The drug Drevosan Profi will help prevent the development of putrefactive processes. Recommended for processing fences, window frames, small architectural forms. An additional advantage is the death of not only mold and rot, but also insects that destroy wood from the inside.

If you want to save money, buy one drug for both external and internal works? Spend money on the antiseptic "Bicidol-100". An important advantage is that the composition not only forms a protective film on the surface, but also penetrates the wood structure without changing it. During the entire period of operation, the tree will be under reliable protection from both water and fire. The disadvantage is that the color of the tree will change to green. If you want to avoid this, pay attention to the modification of the drug "Bicidol-500". Preservation of the original color is guaranteed.

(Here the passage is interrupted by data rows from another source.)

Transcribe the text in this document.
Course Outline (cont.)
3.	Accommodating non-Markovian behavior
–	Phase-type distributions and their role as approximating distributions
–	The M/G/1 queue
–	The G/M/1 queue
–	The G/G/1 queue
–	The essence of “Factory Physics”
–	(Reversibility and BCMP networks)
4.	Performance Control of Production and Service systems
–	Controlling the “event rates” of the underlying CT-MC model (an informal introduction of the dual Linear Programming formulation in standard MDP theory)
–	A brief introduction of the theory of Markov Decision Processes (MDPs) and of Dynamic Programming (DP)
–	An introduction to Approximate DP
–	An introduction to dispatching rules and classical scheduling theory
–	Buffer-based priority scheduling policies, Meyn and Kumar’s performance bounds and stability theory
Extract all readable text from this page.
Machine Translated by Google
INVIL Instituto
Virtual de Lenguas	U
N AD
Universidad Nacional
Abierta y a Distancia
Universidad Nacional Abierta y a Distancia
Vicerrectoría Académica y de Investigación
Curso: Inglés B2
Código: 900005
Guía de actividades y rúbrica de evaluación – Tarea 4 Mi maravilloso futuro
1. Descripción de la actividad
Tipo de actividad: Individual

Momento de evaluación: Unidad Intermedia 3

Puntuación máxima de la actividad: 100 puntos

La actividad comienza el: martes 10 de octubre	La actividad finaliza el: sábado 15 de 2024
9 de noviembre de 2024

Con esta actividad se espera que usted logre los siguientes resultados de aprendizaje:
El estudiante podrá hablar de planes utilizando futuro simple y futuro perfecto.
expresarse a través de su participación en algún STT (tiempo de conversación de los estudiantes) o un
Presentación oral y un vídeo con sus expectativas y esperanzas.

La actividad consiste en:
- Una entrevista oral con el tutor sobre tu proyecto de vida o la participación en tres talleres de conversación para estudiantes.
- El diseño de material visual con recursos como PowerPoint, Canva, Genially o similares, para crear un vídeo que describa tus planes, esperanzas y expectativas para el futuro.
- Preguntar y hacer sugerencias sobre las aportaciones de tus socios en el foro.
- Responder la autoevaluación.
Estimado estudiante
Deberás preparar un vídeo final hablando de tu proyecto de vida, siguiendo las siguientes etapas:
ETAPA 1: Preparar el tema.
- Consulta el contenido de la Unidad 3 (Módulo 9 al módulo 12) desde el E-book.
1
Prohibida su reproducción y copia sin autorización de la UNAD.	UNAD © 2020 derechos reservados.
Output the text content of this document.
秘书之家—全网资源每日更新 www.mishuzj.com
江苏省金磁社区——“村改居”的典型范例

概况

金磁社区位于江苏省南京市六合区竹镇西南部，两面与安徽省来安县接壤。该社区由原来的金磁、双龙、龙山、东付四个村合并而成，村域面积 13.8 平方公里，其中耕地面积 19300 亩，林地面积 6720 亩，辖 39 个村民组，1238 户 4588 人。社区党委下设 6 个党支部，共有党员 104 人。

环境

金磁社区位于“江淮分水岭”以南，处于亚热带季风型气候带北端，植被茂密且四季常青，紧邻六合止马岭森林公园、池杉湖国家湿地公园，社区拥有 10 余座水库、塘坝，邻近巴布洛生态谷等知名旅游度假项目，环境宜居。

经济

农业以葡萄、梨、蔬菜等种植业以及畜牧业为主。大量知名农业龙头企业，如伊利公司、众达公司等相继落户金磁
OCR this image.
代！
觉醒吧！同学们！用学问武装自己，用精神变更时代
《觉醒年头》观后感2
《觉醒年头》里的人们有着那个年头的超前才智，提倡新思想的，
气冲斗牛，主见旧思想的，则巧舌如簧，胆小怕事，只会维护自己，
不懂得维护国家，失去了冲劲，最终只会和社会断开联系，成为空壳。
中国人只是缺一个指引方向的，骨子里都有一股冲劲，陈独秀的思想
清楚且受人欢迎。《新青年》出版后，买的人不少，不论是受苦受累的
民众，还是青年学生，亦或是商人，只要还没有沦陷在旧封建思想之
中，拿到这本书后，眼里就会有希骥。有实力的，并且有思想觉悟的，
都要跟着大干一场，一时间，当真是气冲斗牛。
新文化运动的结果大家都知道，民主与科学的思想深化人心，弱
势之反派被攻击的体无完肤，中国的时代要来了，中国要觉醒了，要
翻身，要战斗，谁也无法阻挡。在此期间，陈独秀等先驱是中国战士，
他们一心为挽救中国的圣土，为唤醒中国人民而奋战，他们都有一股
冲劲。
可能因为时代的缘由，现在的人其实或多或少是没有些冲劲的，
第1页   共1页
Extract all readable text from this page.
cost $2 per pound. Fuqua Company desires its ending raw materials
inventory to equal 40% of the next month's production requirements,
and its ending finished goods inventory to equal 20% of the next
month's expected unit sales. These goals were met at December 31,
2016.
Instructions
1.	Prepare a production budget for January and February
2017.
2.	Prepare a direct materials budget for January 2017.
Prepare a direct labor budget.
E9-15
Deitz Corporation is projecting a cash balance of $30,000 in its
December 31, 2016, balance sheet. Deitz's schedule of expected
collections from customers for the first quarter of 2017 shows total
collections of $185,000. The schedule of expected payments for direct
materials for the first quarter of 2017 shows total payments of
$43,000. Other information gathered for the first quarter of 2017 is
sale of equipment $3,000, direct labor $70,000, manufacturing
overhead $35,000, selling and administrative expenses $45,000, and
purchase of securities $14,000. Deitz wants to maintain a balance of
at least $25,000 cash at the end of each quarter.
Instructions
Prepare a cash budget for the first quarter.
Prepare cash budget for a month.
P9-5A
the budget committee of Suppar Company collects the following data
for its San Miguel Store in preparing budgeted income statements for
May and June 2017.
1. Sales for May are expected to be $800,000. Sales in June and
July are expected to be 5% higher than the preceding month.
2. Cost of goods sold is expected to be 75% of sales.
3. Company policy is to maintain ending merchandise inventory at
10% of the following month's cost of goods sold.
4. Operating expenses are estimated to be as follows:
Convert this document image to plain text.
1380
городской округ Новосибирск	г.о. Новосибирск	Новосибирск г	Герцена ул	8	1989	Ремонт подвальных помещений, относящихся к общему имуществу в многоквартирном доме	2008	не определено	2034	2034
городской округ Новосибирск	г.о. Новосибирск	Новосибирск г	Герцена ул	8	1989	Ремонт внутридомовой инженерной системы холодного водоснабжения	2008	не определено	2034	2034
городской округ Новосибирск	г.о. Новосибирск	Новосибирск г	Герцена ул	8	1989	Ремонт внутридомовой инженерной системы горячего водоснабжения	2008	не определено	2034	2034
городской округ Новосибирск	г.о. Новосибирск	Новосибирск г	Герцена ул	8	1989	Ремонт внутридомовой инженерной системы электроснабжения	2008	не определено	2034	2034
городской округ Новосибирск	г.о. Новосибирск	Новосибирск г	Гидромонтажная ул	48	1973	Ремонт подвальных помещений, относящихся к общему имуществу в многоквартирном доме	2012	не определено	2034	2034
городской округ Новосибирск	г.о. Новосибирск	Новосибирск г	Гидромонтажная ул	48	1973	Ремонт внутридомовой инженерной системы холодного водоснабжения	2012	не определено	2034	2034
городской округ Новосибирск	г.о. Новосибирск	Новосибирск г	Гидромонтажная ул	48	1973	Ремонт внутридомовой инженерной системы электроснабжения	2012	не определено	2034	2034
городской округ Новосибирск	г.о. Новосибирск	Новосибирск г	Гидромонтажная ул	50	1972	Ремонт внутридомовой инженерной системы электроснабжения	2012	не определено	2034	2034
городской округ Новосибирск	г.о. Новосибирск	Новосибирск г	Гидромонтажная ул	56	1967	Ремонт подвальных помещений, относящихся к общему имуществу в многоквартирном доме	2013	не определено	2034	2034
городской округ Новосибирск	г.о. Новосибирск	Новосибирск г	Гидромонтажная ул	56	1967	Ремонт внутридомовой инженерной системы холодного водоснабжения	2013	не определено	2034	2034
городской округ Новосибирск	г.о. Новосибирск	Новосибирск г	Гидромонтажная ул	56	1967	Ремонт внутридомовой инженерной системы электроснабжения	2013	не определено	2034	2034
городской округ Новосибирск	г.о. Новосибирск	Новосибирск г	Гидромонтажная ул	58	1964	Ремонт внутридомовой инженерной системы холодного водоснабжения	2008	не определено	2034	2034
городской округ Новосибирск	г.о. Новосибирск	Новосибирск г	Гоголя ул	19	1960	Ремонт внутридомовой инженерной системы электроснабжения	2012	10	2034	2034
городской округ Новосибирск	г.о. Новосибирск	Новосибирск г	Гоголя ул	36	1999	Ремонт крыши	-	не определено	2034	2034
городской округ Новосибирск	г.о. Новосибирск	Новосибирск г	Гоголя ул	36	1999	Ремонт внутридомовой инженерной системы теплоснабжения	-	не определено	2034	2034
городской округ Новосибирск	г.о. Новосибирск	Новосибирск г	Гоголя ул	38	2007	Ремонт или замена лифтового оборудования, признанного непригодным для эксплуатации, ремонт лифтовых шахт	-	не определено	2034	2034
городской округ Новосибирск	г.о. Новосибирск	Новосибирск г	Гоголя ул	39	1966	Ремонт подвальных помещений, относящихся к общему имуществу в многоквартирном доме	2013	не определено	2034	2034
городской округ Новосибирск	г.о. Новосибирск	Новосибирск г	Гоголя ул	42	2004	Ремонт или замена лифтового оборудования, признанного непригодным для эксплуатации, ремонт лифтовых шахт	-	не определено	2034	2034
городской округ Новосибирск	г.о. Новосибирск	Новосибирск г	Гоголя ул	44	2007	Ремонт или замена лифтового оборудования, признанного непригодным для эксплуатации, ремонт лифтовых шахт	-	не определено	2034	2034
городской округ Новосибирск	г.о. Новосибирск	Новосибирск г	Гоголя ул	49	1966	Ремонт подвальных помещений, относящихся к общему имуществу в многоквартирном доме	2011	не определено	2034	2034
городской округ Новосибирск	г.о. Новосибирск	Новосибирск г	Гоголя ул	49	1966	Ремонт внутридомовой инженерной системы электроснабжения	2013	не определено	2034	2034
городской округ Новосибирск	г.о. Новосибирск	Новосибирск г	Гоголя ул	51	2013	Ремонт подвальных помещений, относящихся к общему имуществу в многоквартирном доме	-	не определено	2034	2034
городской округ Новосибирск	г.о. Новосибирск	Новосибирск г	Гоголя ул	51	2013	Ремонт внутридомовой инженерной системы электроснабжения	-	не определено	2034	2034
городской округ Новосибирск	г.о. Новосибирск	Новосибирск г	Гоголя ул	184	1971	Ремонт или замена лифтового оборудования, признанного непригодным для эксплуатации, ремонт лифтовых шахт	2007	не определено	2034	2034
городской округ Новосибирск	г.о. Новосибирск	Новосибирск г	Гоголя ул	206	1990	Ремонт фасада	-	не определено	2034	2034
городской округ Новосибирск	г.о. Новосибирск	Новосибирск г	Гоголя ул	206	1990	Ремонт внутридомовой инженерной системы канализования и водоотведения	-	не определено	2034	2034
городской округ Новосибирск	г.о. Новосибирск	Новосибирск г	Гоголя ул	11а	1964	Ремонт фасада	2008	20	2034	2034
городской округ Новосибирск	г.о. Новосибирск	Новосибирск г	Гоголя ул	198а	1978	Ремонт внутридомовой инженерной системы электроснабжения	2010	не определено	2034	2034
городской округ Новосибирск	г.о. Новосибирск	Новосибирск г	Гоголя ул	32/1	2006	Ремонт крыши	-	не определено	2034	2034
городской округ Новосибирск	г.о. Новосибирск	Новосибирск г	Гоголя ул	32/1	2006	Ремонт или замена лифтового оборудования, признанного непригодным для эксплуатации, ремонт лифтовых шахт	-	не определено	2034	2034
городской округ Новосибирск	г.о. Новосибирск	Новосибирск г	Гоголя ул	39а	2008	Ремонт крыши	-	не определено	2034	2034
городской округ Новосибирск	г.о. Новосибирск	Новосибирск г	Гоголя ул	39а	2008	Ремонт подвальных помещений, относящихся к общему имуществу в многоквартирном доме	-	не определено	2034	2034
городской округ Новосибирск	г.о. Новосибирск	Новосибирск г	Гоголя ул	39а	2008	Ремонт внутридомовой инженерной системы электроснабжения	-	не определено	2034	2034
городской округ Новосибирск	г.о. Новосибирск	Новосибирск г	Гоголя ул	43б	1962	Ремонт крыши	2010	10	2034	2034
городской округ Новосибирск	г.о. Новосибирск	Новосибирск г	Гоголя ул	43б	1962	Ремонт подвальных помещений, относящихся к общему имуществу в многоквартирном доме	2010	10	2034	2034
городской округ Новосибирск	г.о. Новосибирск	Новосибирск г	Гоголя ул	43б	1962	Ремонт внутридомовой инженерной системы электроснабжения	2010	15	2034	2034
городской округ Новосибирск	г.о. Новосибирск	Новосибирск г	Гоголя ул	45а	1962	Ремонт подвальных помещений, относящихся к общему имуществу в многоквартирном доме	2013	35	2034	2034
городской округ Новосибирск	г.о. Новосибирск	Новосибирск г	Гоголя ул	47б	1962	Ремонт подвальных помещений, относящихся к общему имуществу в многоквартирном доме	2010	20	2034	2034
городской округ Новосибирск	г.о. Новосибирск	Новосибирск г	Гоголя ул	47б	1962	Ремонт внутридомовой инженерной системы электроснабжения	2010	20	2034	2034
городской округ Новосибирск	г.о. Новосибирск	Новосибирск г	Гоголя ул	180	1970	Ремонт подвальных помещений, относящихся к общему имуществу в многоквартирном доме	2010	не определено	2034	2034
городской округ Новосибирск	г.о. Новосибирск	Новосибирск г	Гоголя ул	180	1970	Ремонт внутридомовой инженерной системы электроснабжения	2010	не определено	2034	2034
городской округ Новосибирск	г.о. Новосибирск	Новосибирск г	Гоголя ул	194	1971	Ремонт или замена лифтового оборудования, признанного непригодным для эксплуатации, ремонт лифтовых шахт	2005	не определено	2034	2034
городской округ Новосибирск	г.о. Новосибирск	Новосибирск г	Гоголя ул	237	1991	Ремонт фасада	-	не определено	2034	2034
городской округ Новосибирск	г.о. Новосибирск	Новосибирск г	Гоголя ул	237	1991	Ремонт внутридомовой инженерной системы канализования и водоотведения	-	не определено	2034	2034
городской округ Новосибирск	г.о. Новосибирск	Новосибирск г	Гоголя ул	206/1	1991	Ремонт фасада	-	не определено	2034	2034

The choice of treatment agent should be made only after careful consideration. specifications, composition, principle of action and side effects. No less important is the method of application - with a brush, spray gun. Some formulations provide that the product must be completely dipped into the solution.

The duration of the drugs

The combination of constant humidity and high temperatures creates favorable conditions for the appearance and development of rot. A quality drug will delay this moment by 12 years or more. Antiseptics protect against both fungus and fire. The maximum validity period is no more than 7 years. For the treatment of buildings, design elements, fence posts, water-resistant compositions are intended. Then for 30 years or more you won't have to worry about repairs or replacements. Ideally, the composition of the drug includes components that protect against the appearance of cracks.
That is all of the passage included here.